Information: > Identifikation und Desidentifikation als Polaritätspaar spielen auch in der Analytischen Psychologie (> Analytische Psychologie), in der Beziehung zwischen Bewusstem (> Bewusstsein) und Unbewussten (> Unbewusstes), eine wesentliche Rolle, werden dort aber nicht immer so benannt. Im Bewusstseinsdifferenzierungsprozess geht es fortwährend um ein unterscheidendes Herauslösen und Ablösen aus unbewussten Voraussetzungen, Identitätszuständen (> Identität > Participation mystique) und Identifizierungen (Vorstellungen, Konzepten, Komplexen (> Komplex), Rollen, Zuständigkeiten, Zuschreibungen etc.) und um die Rücknahme von Projektionen (> Projektion) (s. a. > Identifikation, projektive).

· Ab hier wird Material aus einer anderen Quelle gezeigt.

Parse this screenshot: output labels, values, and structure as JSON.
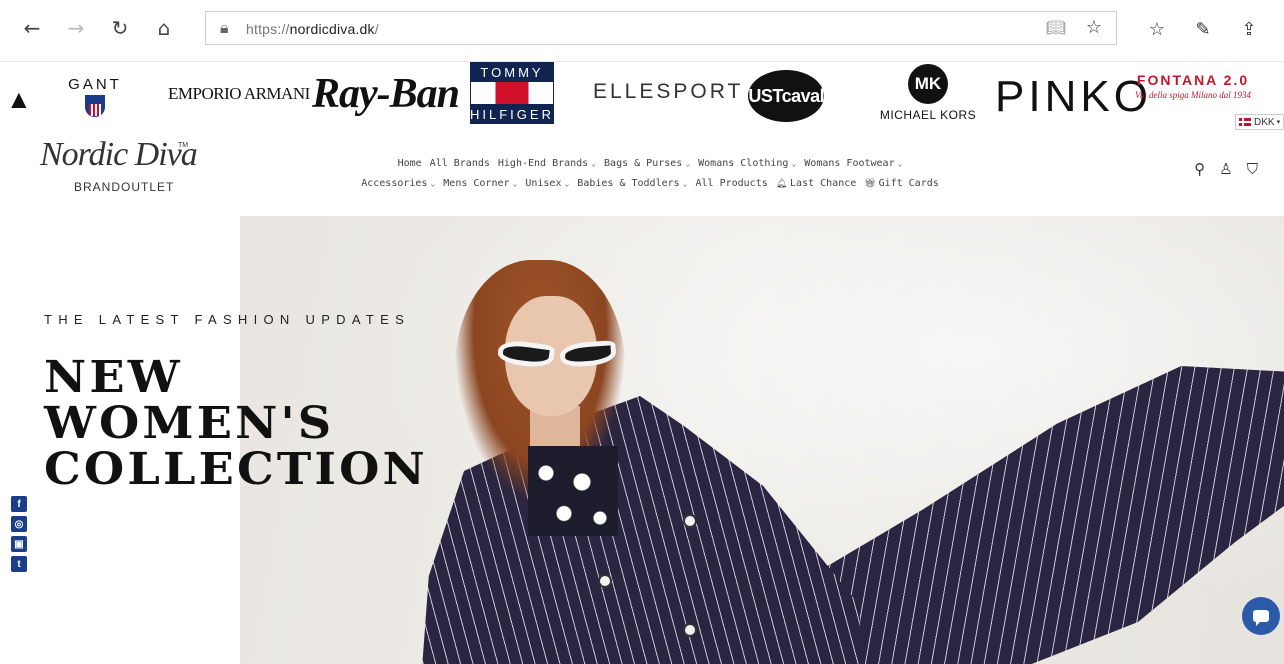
{
  "browser": {
    "url_prefix": "https://",
    "url_domain": "nordicdiva.dk",
    "url_suffix": "/"
  },
  "brands": {
    "partial": "▲",
    "gant": "GANT",
    "armani": "EMPORIO ARMANI",
    "rayban": "Ray-Ban",
    "tommy_top": "TOMMY",
    "tommy_bottom": "HILFIGER",
    "elle": "ELLESPORT",
    "cavalli": "JUSTcavalli",
    "mk_badge": "MK",
    "mk_name": "MICHAEL KORS",
    "pinko": "PINKO",
    "fontana": "FONTANA 2.0",
    "fontana_sub": "Via della spiga Milano dal 1934"
  },
  "currency": "DKK",
  "logo": {
    "script": "Nordic Diva",
    "tm": "TM",
    "sub": "BRANDOUTLET"
  },
  "nav": {
    "row1": [
      {
        "label": "Home",
        "dropdown": false
      },
      {
        "label": "All Brands",
        "dropdown": false
      },
      {
        "label": "High-End Brands",
        "dropdown": true
      },
      {
        "label": "Bags & Purses",
        "dropdown": true
      },
      {
        "label": "Womans Clothing",
        "dropdown": true
      },
      {
        "label": "Womans Footwear",
        "dropdown": true
      }
    ],
    "row2": [
      {
        "label": "Accessories",
        "dropdown": true
      },
      {
        "label": "Mens Corner",
        "dropdown": true
      },
      {
        "label": "Unisex",
        "dropdown": true
      },
      {
        "label": "Babies & Toddlers",
        "dropdown": true
      },
      {
        "label": "All Products",
        "dropdown": false
      },
      {
        "label": "Last Chance",
        "dropdown": false,
        "icon": "bell-icon"
      },
      {
        "label": "Gift Cards",
        "dropdown": false,
        "icon": "gift-icon"
      }
    ]
  },
  "hero": {
    "kicker": "THE LATEST FASHION UPDATES",
    "headline_1": "NEW",
    "headline_2": "WOMEN'S",
    "headline_3": "COLLECTION"
  },
  "social": [
    "f",
    "◎",
    "▣",
    "t"
  ],
  "colors": {
    "social": "#1c3e8a",
    "chat": "#2b5aa8",
    "fontana": "#c0172d"
  }
}
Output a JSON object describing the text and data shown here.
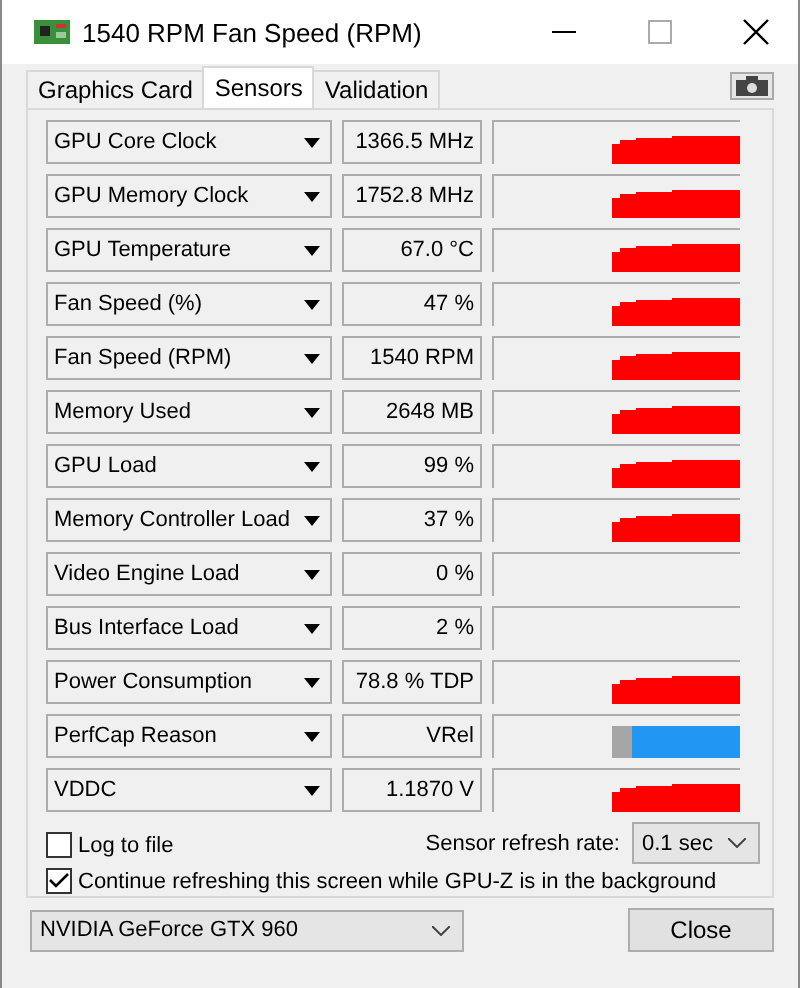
{
  "window": {
    "title": "1540 RPM Fan Speed (RPM)"
  },
  "tabs": [
    {
      "label": "Graphics Card",
      "selected": false
    },
    {
      "label": "Sensors",
      "selected": true
    },
    {
      "label": "Validation",
      "selected": false
    }
  ],
  "sensors": [
    {
      "name": "GPU Core Clock",
      "value": "1366.5 MHz",
      "kind": "graph"
    },
    {
      "name": "GPU Memory Clock",
      "value": "1752.8 MHz",
      "kind": "graph"
    },
    {
      "name": "GPU Temperature",
      "value": "67.0 °C",
      "kind": "graph"
    },
    {
      "name": "Fan Speed (%)",
      "value": "47 %",
      "kind": "graph"
    },
    {
      "name": "Fan Speed (RPM)",
      "value": "1540 RPM",
      "kind": "graph"
    },
    {
      "name": "Memory Used",
      "value": "2648 MB",
      "kind": "graph"
    },
    {
      "name": "GPU Load",
      "value": "99 %",
      "kind": "graph"
    },
    {
      "name": "Memory Controller Load",
      "value": "37 %",
      "kind": "graph"
    },
    {
      "name": "Video Engine Load",
      "value": "0 %",
      "kind": "blank"
    },
    {
      "name": "Bus Interface Load",
      "value": "2 %",
      "kind": "blank"
    },
    {
      "name": "Power Consumption",
      "value": "78.8 % TDP",
      "kind": "graph"
    },
    {
      "name": "PerfCap Reason",
      "value": "VRel",
      "kind": "perfcap"
    },
    {
      "name": "VDDC",
      "value": "1.1870 V",
      "kind": "graph"
    }
  ],
  "options": [
    {
      "label": "Log to file",
      "checked": false
    },
    {
      "label": "Continue refreshing this screen while GPU-Z is in the background",
      "checked": true
    }
  ],
  "refresh": {
    "label": "Sensor refresh rate:",
    "value": "0.1 sec"
  },
  "device": {
    "value": "NVIDIA GeForce GTX 960"
  },
  "buttons": [
    "Close"
  ]
}
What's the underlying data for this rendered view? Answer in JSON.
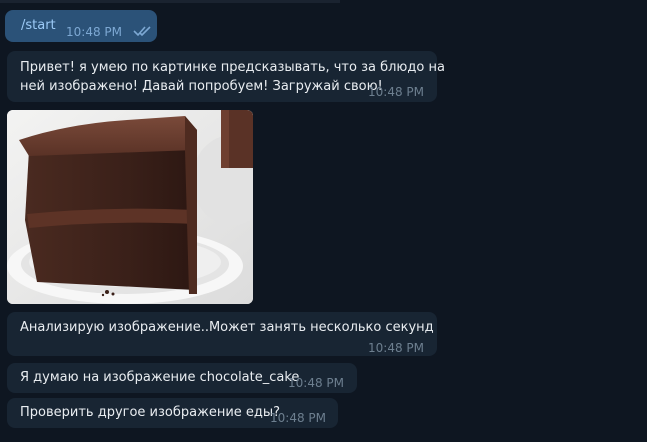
{
  "messages": [
    {
      "id": "m1",
      "direction": "outgoing",
      "text": "/start",
      "time": "10:48 PM",
      "status": "read"
    },
    {
      "id": "m2",
      "direction": "incoming",
      "lines": [
        "Привет! я умею по картинке предсказывать, что за блюдо на",
        "ней изображено! Давай попробуем! Загружай свою!"
      ],
      "time": "10:48 PM"
    },
    {
      "id": "m3",
      "direction": "incoming",
      "type": "photo",
      "image_description": "chocolate-cake-slice"
    },
    {
      "id": "m4",
      "direction": "incoming",
      "text": "Анализирую изображение..Может занять несколько секунд",
      "time": "10:48 PM"
    },
    {
      "id": "m5",
      "direction": "incoming",
      "text": "Я думаю на изображение chocolate_cake",
      "time": "10:48 PM"
    },
    {
      "id": "m6",
      "direction": "incoming",
      "text": "Проверить другое изображение еды?",
      "time": "10:48 PM"
    }
  ],
  "colors": {
    "background": "#0e1621",
    "incoming_bubble": "#182533",
    "outgoing_bubble": "#2b5278",
    "text": "#e9edf1",
    "time_incoming": "#6d7f8f",
    "time_outgoing": "#7da8d3"
  },
  "icons": {
    "read_status": "double-check-icon"
  }
}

Der analytische Prozess des Beobachtens, Erkennens und Verstehens (> Verstehen) stellt in gewissem Sinn eine kontinuierliche Depersonalisation/Derealisation dar. Allerdings muss die Depersonalisation/Derealisation in einer polaren Wechselwirkung zur Fähigkeit der Identifikation gesehen werden, denn die Identifikation ist u. a. die Grundlage von > Beziehung, > Empathie und > Kreativität. Man muss sich mit einem Menschen oder einer Aufgabe emotional verbinden und partiell verschmelzen, in ihm „ganz aufgehen“ können, wenn man einen lebendigen, schöpferische Kontakt zu ihm haben möchte. Ansonsten – bei einer übermäßigen Neigung zu Desidentifizierung – besteht die Gefahr der > Affektisolierung, > Intellektualisierung, > Rationalisierung und > Spaltung.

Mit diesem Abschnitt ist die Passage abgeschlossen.